И все-таки нападения Рожера Сицилийского на Ифрикию не полностью укладываются в риторику и теорию крестовых походов в интерпретации Бернарда Клервоского и папы Евгения. Во-первых, сам Рожер не делал каких-либо серьезных попыток поместить свои африканские амбиции в контекст крестовых походов и сам лично креста не принимал. Он не позабыл, как на пике раскола Римской церкви в 1130-х годах папа Иннокентий II объявил Сицилии и другим сторонникам антипапы Анаклета священную войну, пообещав всем ее участникам привилегии, которыми обычно пользовались крестоносцы. Да и флот Георгия Антиохийского, отправляясь пожинать кровавую жатву, не украшал паруса крестами. Сицилийцы действовали, исходя прежде всего из собственных интересов: их прагматичная политика имела целью увеличение прибылей и расширение сицилийского королевства далеко за пределы самого острова.
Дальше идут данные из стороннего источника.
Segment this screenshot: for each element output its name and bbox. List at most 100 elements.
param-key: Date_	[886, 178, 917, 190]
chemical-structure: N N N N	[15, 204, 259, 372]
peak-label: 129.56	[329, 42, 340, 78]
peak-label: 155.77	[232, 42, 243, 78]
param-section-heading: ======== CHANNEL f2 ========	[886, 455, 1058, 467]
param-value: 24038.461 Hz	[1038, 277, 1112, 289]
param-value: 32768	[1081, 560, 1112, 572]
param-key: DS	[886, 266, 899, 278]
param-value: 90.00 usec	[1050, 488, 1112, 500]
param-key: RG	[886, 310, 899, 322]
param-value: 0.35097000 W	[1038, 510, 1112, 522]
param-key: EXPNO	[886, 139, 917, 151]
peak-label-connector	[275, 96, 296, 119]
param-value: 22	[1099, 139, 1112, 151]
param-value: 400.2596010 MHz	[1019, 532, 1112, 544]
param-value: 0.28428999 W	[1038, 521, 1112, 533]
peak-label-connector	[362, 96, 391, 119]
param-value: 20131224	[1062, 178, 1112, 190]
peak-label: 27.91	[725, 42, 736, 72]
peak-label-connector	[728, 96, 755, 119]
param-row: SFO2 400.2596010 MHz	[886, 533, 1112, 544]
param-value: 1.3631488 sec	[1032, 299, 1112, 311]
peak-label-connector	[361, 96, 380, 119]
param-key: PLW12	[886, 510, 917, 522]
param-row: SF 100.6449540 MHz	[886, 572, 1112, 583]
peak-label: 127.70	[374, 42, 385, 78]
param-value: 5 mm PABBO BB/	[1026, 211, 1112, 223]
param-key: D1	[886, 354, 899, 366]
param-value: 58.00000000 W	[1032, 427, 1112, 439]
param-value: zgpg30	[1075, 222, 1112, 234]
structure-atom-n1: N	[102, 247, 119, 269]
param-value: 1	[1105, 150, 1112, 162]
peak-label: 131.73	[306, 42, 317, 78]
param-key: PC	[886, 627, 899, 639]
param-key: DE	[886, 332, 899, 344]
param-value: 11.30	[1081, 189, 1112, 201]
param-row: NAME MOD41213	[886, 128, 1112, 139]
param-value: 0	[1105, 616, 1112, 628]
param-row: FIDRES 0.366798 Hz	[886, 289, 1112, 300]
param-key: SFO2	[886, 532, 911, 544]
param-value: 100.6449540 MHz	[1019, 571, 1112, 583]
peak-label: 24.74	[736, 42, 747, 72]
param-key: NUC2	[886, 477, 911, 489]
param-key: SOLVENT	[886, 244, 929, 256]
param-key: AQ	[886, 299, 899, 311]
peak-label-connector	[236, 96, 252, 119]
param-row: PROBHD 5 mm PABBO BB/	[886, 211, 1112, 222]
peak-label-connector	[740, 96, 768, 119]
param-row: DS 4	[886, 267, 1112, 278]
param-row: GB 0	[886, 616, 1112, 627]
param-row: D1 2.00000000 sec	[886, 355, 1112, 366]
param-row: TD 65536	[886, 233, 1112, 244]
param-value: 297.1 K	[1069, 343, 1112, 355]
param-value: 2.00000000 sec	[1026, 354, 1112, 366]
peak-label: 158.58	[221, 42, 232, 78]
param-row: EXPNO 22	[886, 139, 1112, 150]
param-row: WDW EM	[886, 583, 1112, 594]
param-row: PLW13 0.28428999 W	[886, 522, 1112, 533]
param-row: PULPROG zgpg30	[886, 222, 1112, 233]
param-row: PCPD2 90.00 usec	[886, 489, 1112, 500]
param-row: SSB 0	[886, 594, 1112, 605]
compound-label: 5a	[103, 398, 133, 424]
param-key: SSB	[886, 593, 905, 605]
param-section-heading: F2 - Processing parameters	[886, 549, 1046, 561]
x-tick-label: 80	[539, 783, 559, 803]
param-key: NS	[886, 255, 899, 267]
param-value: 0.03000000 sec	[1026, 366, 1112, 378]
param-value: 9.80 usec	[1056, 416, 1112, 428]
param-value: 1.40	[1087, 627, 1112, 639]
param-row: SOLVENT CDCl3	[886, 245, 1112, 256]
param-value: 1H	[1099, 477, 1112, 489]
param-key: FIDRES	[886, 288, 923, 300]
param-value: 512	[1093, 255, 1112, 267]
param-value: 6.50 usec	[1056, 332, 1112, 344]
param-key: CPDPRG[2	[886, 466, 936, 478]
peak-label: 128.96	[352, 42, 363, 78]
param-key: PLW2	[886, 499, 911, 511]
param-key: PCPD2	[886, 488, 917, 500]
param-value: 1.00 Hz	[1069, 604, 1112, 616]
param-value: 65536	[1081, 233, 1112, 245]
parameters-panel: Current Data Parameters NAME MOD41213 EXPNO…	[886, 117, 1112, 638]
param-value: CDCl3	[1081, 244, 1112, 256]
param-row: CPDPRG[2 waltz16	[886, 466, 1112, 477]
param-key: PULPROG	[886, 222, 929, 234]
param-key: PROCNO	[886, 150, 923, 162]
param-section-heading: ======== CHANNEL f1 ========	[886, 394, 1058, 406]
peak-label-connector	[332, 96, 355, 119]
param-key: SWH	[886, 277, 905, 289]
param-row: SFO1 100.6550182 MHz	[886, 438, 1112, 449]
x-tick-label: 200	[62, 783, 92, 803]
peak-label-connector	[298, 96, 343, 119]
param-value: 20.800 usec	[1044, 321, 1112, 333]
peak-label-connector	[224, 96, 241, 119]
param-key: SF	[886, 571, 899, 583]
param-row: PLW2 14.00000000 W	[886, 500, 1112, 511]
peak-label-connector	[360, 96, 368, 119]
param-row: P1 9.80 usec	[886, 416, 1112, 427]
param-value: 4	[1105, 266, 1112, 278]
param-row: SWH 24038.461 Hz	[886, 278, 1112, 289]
Нигде это не проявилось с такой очевидностью, как при захвате Триполи. Когда город пал, его, как обычно, разграбили. Но довольно скоро Георгий Антиохийский объявил амнистию, пообещал защищать имущество граждан и призвал вернуться в город всех тех, кто в страхе за свою жизнь бежал. В Тарабулусе расквартировали сицилийский гарнизон, стены укрепили, а вокруг них вырыли ров. И при этом город не был ни оккупирован, ни насильственно крещен. Полгода спустя Бану Матрух признали верховенство Рожера и вернули себе власть на том условии, что мусульмане Тарабулуса будут платить королю Сицилии те же подати, что и мусульмане острова: джизью и земельный налог[419]
. Араб-губернатор (вали) станет носить мантию, полученную непосредственно из Палермо, а баланс власти, отражающий этнический состав населения, установят, назначив городским головой (кади) бербера[420]. Власть поощряла переселение в Ифрикию сицилийцев и других подданных Рожера. Несмотря на то что взятие Триполи христианским флотом не обошлось без кровопролития, город почти сразу же был отдан под управление мусульман, а экономика переживала бум, и он «быстро вернулся к процветанию и благоденствию», как писал Ибн аль-Асир[421].Таким образом, христианскую экспансию в Африке трудно отнести к определенной категории даже на фоне настойчивой проповеди Второго крестового похода. Скорее, она отражала сложное культурное наследие Рожера и нормандской Сицилии в целом. На Рожера — без сомнения, христианина, кровного родственника множества легендарных крестоносцев — глубоко повлияла арабская и греческая культура. Его королевская мантия, сделанная в лучшей мастерской Палермо в ознаменование коронации, придавала этому его пестрому наследию потрясающе осязаемую форму. Великолепное одеяние из красного шелка, усыпанное гранатами, жемчугами, рубинами и сапфирами, украшала золотая вышивка, изображавшая львов, охотящихся на верблюдов, — метафора, которая символизировала победу нормандцев над арабским миром[422]
. Но кроме того, на этой элегантной мантии красовалась куфическая арабская вязь с указанием даты пошива по исламскому календарю (528 год, а не 1133/34). Подписывая указы на латыни (вообще он предпочитал греческий или арабский), Рожер называл себя королем «милостию Божией». Но монеты, которые чеканились в годы его правления, объявляли его «владыкой по милости Аллаха». На мозаике в церкви Санта-Мария-дель-Аммиральо в Палермо (созданной при жизни Рожера и заказанной не кем иным, как Георгием Антиохийским), Рожер изображен принимающим корону из рук Христа и одет как христианский император. Однако в жизни он предпочитал подражать египетским халифам: носил арабское платье, выходил к людям только в праздничные дни, выезжал в кортеже, запряженном лошадьми в золотой и серебряной сбруе, а над головой короля слуги держали зонтик — отличительный признак верховной власти Фатимидов[423].Рожер был наделен особым даром — сплавлять в единое сицилийское целое составные части всех культур, сосуществовавших под его властью, и Георгий Антиохийский поощрял и поддерживал его в этом стремлении. Ибн аль-Асир, живший позже описываемых событий, не видел в Рожере жадного бесчестного «франка», заслуживающего проклятий наряду с ему подобными; но и Рожер был совсем не похож на типичного ревностного крестоносца. О многом говорит и тот факт, что Рожер и Георгий Антиохийский, в 1140-х годах нападая на мусульманские земли, ограничились североафриканскими торговыми факториями, которые могли бы послужить экономике Сицилии. Когда в середине 1147 года армии Второго крестового похода пришли в движение, Рожер думал не столько о том, как помочь их миссии в Святой земле, сколько о том, чтобы воспользоваться ситуацией и, пока Людовик и Конрад направляются в Константинополь, разграбить принадлежавшие Византии острова Адриатики.